Epargne salariale : Et maintenant les salaires flexibles13/10/20002000Journal/medias/journalnumero/images/2000/10/une-1683.gif.445x577_q85_box-0%2C13%2C166%2C228_crop_detail.jpg

Leur société

Epargne salariale : Et maintenant les salaires flexibles

Les députés viennent d'adopter la première mouture d'un texte visant à développer l'épargne salariale. Pas de fausse joie, il n'y est pas question d'augmenter sérieusement les salaires pour que ceux qui le souhaitent puissent mettre un peu d'argent de côté. Non, le but semble plutôt de développer les possibilités de distribuer un complément de rémunération, dépendant des résultats de l'entreprise, et échappant en grande partie aux charges sociales. Plusieurs dispositifs de ce type existent déjà : participation, intéressement, stock-options... mais apparemment, cela ne suffit pas.

Pour de nombreuses raisons, le patronat est intéressé par cette forme de rémunération. D'abord, elle est flexible : il peut la faire varier comme il l'entend, en fonction des comptes de l'entreprise - dont il maîtrise complètement la présentation - et la distribuer de façon très hiérarchisée, voire individualisée, c'est-à-dire, dans une certaine mesure, à la tête du client.

Et puis traditionnellement, comme elle ne se présente pas comme un vrai salaire, l'épargne salariale est en grande partie exonérée de charges sociales. Tant pis pour la Sécu, les caisses de chômage et de retraite, dont on nous dit pourtant en permanence qu'elles sont au bord de la faillite.

Sur ce point, le PC avait menacé de ne pas voter le texte. Il réclamait que les versements patronaux au titre de l'épargne salariale donnent lieu à des charges à hauteur de 16 %. En fait, après négociation, le texte ne prévoit que 8,2 % de charges sociales, versées au fonds spécial de réserve pour les retraites. Et encore, le prélèvement ne s'appliquerait qu'à partir d'une somme versée de 15 000 F. Les entreprises qui pratiquent ce genre de " primes " versant en moyenne 5 000 à 6 000 F par an à leurs salariés, la plus grande partie échappera donc aux charges sociales.
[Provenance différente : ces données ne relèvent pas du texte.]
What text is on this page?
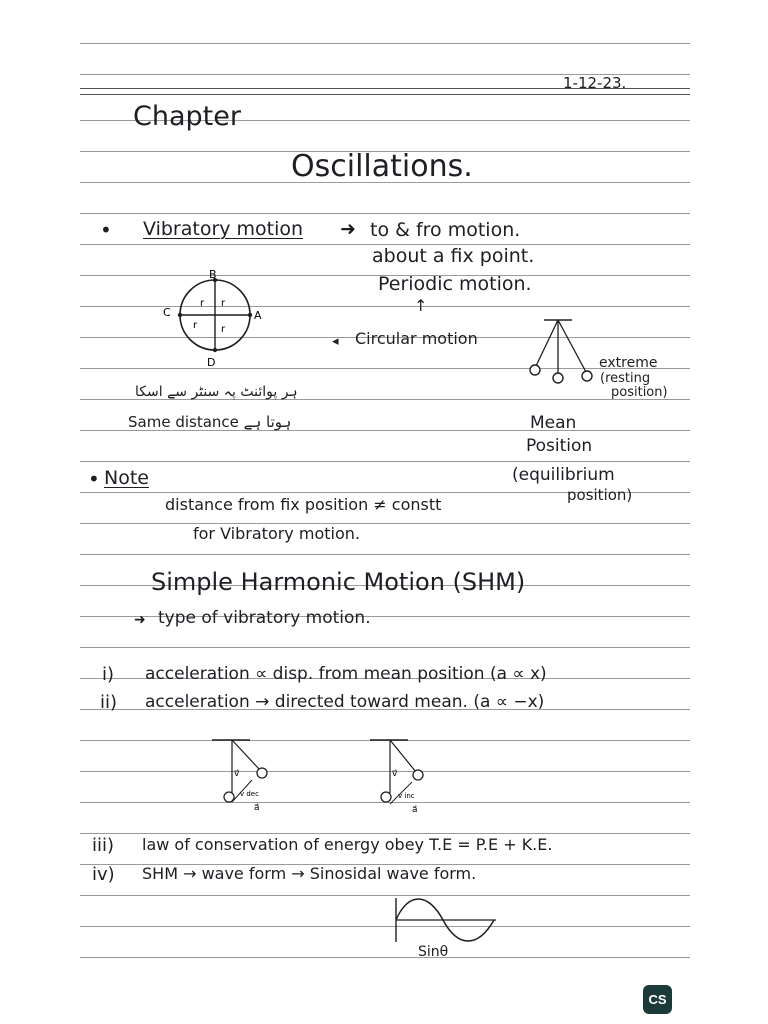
1-12-23.
Chapter
Oscillations.
• Vibratory motion ➜ to & fro motion.
about a fix point.
Periodic motion.
↑
◂ Circular motion
B
C	A
D
r r
r r
ہر پوائنٹ پہ سنٹر سے اسکا
Same distance ہوتا ہے
extreme
(resting
position)
Mean
Position
(equilibrium
position)
• Note
distance from fix position ≠ constt
for Vibratory motion.
Simple Harmonic Motion (SHM)
➜ type of vibratory motion.
i) acceleration ∝ disp. from mean position (a ∝ x)
ii) acceleration → directed toward mean. (a ∝ −x)
v⃗
v dec
a⃗
v⃗
v inc
a⃗
iii) law of conservation of energy obey T.E = P.E + K.E.
iv) SHM → wave form → Sinosidal wave form.
Sinθ
CS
Par ailleurs, les sommes versées seront bloquées pendant dix ans (ou plus) contre cinq ans, par exemple, pour la participation. Et le texte original prévoyait que l'épargne salariale nouvelle formule pourrait déboucher sur le versement d'une rente. Autrement dit, il instaurait très directement ces fameux fonds de pension dont certains chantres du capitalisme nous affirment qu'ils sont la solution miracle pour les retraites. La création de fonds de pension a été jusqu'ici rejetée, entre autres par le PC à cause de son caractère très inégalitaire : les plus riches, qui peuvent mettre de l'argent de côté, pourraient se constituer une vraie retraite, alors que les autres devraient se contenter du minimum vital.
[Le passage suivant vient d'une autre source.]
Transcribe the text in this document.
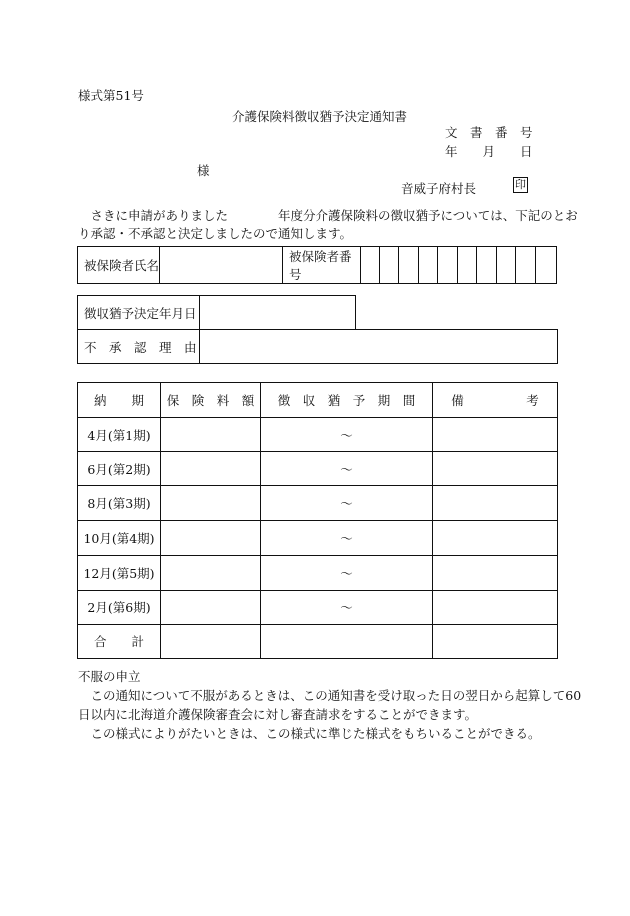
様式第51号
介護保険料徴収猶予決定通知書
文　書　番　号
年　　月　　日
様
音威子府村長	印
　さきに申請がありました　　　　年度分介護保険料の徴収猶予については、下記のとお
り承認・不承認と決定しましたので通知します。
被保険者氏名		被保険者番号										
徴収猶予決定年月日	
不　承　認　理　由	
納　　期	保　険　料　額	徴　収　猶　予　期　間	備　　　　　考
4月(第1期)		～	
6月(第2期)		～	
8月(第3期)		～	
10月(第4期)		～	
12月(第5期)		～	
2月(第6期)		～	
合　　計			
不服の申立
　この通知について不服があるときは、この通知書を受け取った日の翌日から起算して60
日以内に北海道介護保険審査会に対し審査請求をすることができます。
　この様式によりがたいときは、この様式に準じた様式をもちいることができる。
Le texte a finalement été légèrement modifié, et cette épargne sera versée aux salariés au bout de dix ans (ou plus) sous forme d'un capital... sauf si l'intéressé demande à ce que le versement soit fractionné, c'est-à-dire transformé en rente ! Et ce mauvais jeu de mots et les petites concessions sur les charges patronales ont suffi pour que le PC finisse par voter l'ensemble du texte...

Le patronat rêve de ce qu'il appelle une plus grande souplesse des salaires. Il aimerait pouvoir verser des salaires fluctuants, aléatoires et très hiérarchisés. C'est d'ailleurs ce qu'il pratique quand il distribue des stock-options : une pincée pour les salariés (parfois), le gros paquet pour les hauts cadres (toujours). En plus, en favorisant cette forme de rémunération, qui amène finalement une toute petite partie des actions des entreprises dans les mains des salariés, il les embarque dans l'aventure boursière. Actuellement, la Bourse n'en finit pas de monter, mais rien ne dit qu'elle ne va pas redescendre, voire s'effondrer. Ce jour-là, il y a fort à parier que l'épargne salariale sera la première à s'envoler en fumée.

Nous n'en sommes pas là. Actuellement la fameuse épargne salariale reste malgré tout marginale. Les versements sous cette forme sont d'ailleurs plafonnés à 30 000 F par an. Mais c'est quand même un petit pas dans le sens des rêves patronaux.